Paravani-See — Hochgebirgsangeln auf 2 073 m

Der Paravani ist Georgiens größter Natursee, ein flacher, windgepeitschter Wasserkörper auf dem Dschawacheti-Plateau nahe der armenischen Grenze auf 2 073 m Höhe. Er beherbergt Regenbogenforellen aus sowjetischer Zeit, die sich heute selbst reproduzieren. Fische erreichen im Schnitt 30–40 cm, außergewöhnliche Exemplare 60 cm. Der Zugang erfordert ein Geländefahrzeug, und der Wind kann stürmisch sein — Bedingungen, die Gelegenheitsbesucher fernhalten und die Fischereiqualität erhalten. Schleppen kleiner silberner Blinker vom Boot entlang der Tiefen-Zonen ist die wirksamste Methode.

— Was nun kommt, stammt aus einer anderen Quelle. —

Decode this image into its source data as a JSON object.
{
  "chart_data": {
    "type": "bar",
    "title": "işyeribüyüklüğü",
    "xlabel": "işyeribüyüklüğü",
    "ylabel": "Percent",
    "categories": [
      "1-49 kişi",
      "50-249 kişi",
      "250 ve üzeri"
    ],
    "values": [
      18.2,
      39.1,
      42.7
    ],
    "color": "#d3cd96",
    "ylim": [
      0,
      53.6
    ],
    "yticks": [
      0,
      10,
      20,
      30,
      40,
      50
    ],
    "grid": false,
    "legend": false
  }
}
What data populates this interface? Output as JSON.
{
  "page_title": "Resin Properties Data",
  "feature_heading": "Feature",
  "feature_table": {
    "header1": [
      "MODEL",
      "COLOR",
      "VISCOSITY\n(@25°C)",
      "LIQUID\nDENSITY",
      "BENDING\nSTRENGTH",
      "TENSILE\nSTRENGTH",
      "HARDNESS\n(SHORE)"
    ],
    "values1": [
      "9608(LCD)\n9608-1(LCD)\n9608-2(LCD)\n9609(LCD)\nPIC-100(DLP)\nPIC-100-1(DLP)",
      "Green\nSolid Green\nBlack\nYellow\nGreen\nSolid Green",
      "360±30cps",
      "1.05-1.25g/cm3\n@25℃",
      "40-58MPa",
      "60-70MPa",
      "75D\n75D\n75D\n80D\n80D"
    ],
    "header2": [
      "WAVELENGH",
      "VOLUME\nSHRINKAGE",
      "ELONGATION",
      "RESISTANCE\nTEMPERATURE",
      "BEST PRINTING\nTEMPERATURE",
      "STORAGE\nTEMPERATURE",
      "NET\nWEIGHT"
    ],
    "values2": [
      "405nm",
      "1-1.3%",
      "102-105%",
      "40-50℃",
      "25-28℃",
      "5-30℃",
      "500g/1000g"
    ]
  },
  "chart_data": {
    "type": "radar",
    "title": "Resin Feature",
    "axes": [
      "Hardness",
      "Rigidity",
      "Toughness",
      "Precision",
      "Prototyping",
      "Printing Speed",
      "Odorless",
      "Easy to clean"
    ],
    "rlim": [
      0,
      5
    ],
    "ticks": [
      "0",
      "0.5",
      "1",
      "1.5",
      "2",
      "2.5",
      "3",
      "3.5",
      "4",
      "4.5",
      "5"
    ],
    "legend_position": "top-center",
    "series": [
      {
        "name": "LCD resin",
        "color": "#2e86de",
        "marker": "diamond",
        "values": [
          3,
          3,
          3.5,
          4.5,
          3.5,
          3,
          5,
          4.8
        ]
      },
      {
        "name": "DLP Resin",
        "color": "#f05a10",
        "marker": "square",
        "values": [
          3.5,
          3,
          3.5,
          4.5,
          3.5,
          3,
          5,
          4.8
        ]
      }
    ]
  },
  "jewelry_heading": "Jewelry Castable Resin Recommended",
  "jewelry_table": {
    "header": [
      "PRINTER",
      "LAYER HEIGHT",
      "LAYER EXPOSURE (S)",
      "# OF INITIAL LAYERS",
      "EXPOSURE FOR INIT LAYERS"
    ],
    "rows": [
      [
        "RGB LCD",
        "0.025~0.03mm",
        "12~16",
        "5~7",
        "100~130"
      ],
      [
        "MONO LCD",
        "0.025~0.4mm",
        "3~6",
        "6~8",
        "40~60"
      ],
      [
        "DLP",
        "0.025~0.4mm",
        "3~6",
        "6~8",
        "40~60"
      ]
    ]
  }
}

Der Enguri — Unberührte Schluchten in Swanetien

Der Enguri entspringt unter den Gletschern des Swanetischen Hochlandes und schneidet eine der dramatischsten Schluchten des Kaukasus. Die Oberläufe oberhalb von Mestia, nur im Sommer zugänglich, beherbergen wilde Bachforellen in einer Landschaft aus Turmhäuser-Dörfern und dauerhaften Eisfeldern. Fische sind hier klein — 20–30 cm —, aber außergewöhnlich farbenprächtig, mit tiefem Orange und fast schwarzem Rücken. Mehrere Pensionen bei Mestia richten sich jetzt an Fliegenfischer, die das Angeln mit Wanderungen im Chalaadi-Gletschergebiet verbinden.

Die Schwarzmeerküste — Blaufisch und Meeräsche bei Batumi

Georgiens kurze Schwarzmeerküste konzentriert sich auf Batumi und das kleinere Kobuleti. Von Oktober bis Dezember erscheinen Blaufische manchmal in riesigen Schwärmen und wüten unter Köderfischschwärmen. Spinning mit Metalljigs von 10–20 g bringt rasantes Angeln in dieser Zeit, und es ist möglich, in einem Abendausflug 20–30 Fische von der Batumi-Uferpromenade zu holen. Meeräschen und Stachelmakrelen sind ganzjährig vorhanden und lassen sich mit kleinen Hakenkombis mit Brot oder Sandwurm fangen.

Auf der Karte

Georgiens Angellandschaft erstreckt sich von Schwarzmeer-Blaufisch in Batumi bis zu Alpin-Forellen am Paravani-See und den kristallklaren Bergbächen Swanetiens — eine geographische Bandbreite, die in ein Land gepresst ist, das kaum 400 km breit ist. Nutzen Sie die interaktive Karte, um Ihre Route zwischen den Aragvi-Forellenstrecken und den Alazani-Barbenflachgründen zu planen, oder suchen Sie Zufahrten zum hochgelegenen Fischen auf Georgien auf der Karte. Jeder hier genannte Fluss und Stausee ist auf der Karte auffindbar.